Real life is warped through a dystopian lens on single Parasite Eve, in which Sykes describes a worldwide virus, isolation and infection. It was remarkably prescient, since Sykes wrote it before COVID. The distorted synths and pummelling guitars are the malevolent foundation for Sykes' alternating vocal range, between a thunderous roar and an unadorned, boyish tenor.

Elsewhere, his voice is warped and contorted, as on the unforgiving storm of layered vocal roars on Kingslayer. Sonic dissonance erupts into Sykes’ demand to "Wake the f**k up!" It's digi-metal horrorcore, in which the only reprieve is the sugary sweetness of Babymetal's Suzuka Nakamoto cooing "Kingslaaaayer". When billionaires are preparing their five-star rockets to take over the moon, because taking over Earth isn't sufficient, it feels cathartic to release all this pent-up frustration at the state of the world.

Sykes vocal dynamism and Fish’s well-honed ear for the interplay of melody and savagery has been channelled into recent collaborations with acts old and new, including guesting on Lotus Eater’s violent metal onslaught Obliterate, sultry pop banger No More Friends with Olivia O’Brien, Machine Gun Kelly’s Maybe, Masked Wolf’s Fallout and partnering with Rage Against The Machine’s Tom Morello on Let’s Get The Party Started.

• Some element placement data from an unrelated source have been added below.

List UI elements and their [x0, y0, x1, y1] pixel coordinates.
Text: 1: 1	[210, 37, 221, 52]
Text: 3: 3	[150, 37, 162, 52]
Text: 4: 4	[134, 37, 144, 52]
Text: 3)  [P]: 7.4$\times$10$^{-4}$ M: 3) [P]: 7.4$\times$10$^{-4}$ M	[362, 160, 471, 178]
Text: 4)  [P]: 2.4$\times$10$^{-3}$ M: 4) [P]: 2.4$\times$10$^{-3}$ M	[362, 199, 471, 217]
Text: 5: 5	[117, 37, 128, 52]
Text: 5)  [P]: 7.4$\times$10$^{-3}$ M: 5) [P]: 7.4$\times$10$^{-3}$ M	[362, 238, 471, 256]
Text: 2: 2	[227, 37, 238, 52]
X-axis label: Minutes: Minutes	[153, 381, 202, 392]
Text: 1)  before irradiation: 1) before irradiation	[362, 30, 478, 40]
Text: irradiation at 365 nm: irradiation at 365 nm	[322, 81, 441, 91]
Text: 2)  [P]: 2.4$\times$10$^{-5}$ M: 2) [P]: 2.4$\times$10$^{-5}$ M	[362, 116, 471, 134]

The collaboration that surprised most of their respective fan bases, though, was Bring Me The Horizon and Ed Sheeran performing Bad Habits live at the Brit Awards in February. Sheeran approached the band via his management and theirs, a request which was misunderstood, at first.

“He contacted our management and said did we want to be his band for the opening of the Brits. Oli was like, ‘I don’t know if he wants me there or if he wants you guys to be, like, a backing band. Maybe it’s not going to be Bring Me The Horizon, it’s going to be like a wedding band!’ We were all willing to say yes to that, but then Oli decided he’d quite like to be involved.”

Sheeran clarified that he had meant the band, in full. When it was agreed, Sheeran sent over the song parts for Bad Habits, inviting the band to interpret it in their own way.

“We didn’t feel we needed to be too ground-breaking,” Fish concedes. “It came out really cool, and he was a real pleasure to work with, a super nice guy… we felt so honoured that he would give us an opportunity that was huge for us. It put us in front of a big audience of people in the UK who might not have known our type of music. The whole thing was fun.”

There’s plenty of fun promised for their Australian live shows, too. Fish promises the band will play all the fan favourites, along with a good chunk of the latest EP. And when he’s not on stage, Fish will be side-stage for his fellow headliners.

“For me, Deftones are one of my favourite bands of all time. Growing up, they were super influential. We played one show with them in America a few years ago and it was totally incredible to get to watch them and meet them, especially for me as a fanboy… Deftones are the only band I get really nervous around. I mean, it’s f**king Chino Moreno, I can’t get over that.”